Compte-rendu de la visite à l’Assemblée nationale

Le collectif Citoyens & Policiers a organisé, le samedi 31 mars dernier, une visite de l’Assemblée nationale en présence de nombreux interlocuteurs sensibles à sa démarche.

Après une déambulation guidée dans ce lieu solennel et symbolique du pacte républicain, durant laquelle des échanges informels ont déjà pu avoir lieu entre les participants, un débat autour des relations entre police et « jeunes des quartiers » a été organisé dans une salle de l’Assemblée.

Deux membres du collectif, un policier et une « civile », animent le débat. Les échanges commencent par un rapide tour de table pour présenter les intervenants : trois députés, Catherine Kamowski (LREM, Isère), Maud Petit (MoDem, Val-de-Marne) et Frédéric Descrozaille (LREM, Val-de-Marne), plusieurs membres des associations Espoir 18 (Paris) et Générations Femmes (Évry) ainsi qu’un jeune habitant de Seine-Saint-Denis, et cinq policiers.

Dès les présentations, la question mise au centre du débat est la suppression de la police de proximité, disparition jugée fatale par l’un des policiers. Tout au long de la discussion, ses collègues abonderont dans son sens.

Le dernier intervenant à se présenter est M., un jeune homme de 19 ans, vu par le collectif comme un trait d’union entre les participants au débat : s’il a attaqué l’État en justice pour un contrôle qu’il juge discriminatoire, il souhaite aujourd’hui devenir cadet de la République. « J’ai utilisé ma colère pour la transformer en intelligence positive », dit-il. S’il sait que « des policiers font très bien leur travail », il déclare tout de même avoir « beaucoup de questions à leur poser ».

Dont acte ! Invité à le faire, il place d’entrée la question des contrôles d’identité au centre du débat.
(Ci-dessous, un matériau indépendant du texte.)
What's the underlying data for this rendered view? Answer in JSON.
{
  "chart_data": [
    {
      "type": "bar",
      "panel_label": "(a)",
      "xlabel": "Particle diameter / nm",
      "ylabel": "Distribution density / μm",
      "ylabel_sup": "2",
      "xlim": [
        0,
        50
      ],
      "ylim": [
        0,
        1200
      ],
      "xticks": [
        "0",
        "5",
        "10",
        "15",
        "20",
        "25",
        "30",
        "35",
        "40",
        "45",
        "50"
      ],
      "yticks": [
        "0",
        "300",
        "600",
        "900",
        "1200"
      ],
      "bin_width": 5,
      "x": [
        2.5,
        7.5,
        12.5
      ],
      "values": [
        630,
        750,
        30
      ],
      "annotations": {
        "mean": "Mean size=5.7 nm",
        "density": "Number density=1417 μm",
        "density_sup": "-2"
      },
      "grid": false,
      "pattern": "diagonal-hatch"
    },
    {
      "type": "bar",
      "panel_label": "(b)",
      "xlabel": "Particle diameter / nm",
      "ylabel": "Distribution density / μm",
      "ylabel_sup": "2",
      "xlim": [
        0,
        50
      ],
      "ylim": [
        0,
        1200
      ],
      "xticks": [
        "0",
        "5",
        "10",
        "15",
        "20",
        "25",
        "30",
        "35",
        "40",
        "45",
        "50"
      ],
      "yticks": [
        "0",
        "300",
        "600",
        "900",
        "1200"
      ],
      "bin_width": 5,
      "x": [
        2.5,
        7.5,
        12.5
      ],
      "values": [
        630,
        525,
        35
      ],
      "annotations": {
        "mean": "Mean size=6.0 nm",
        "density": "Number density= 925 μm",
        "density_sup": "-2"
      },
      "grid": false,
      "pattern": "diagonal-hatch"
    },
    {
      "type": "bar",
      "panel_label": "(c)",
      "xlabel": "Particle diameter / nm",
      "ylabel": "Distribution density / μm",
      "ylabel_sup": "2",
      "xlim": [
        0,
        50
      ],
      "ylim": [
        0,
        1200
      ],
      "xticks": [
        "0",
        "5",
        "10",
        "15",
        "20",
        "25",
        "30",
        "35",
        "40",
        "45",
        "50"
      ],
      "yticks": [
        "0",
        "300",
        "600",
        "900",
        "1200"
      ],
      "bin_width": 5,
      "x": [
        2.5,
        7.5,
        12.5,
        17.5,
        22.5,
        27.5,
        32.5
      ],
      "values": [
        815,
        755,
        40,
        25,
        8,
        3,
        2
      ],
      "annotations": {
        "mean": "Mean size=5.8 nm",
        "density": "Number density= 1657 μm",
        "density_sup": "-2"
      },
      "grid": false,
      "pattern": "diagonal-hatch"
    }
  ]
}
Face à tous les jeunes présents, qui tous racontent leur ressenti d’être régulièrement contrôlés de manière abusive et discriminatoire, les policiers rappellent le cadre juridique strict dans lequel interviennent ces contrôles. Ce qui ressort de ces premiers échanges, c’est la nécessité, tant du côté des jeunes que du côté des policiers, de réfléchir chacun à son comportement, d’avoir la volonté de faire baisser la tension et de se mettre à la place de l’autre pour comprendre ses codes et concevoir ce qu’il ressent au moment du contrôle. De là, le sujet primordial est celui de l’éducation pour les jeunes, de la formation pour les policiers – « Sensibiliser les jeunes à l’école et les policiers dans leur école », pour reprendre l’expression d’un jeune présent.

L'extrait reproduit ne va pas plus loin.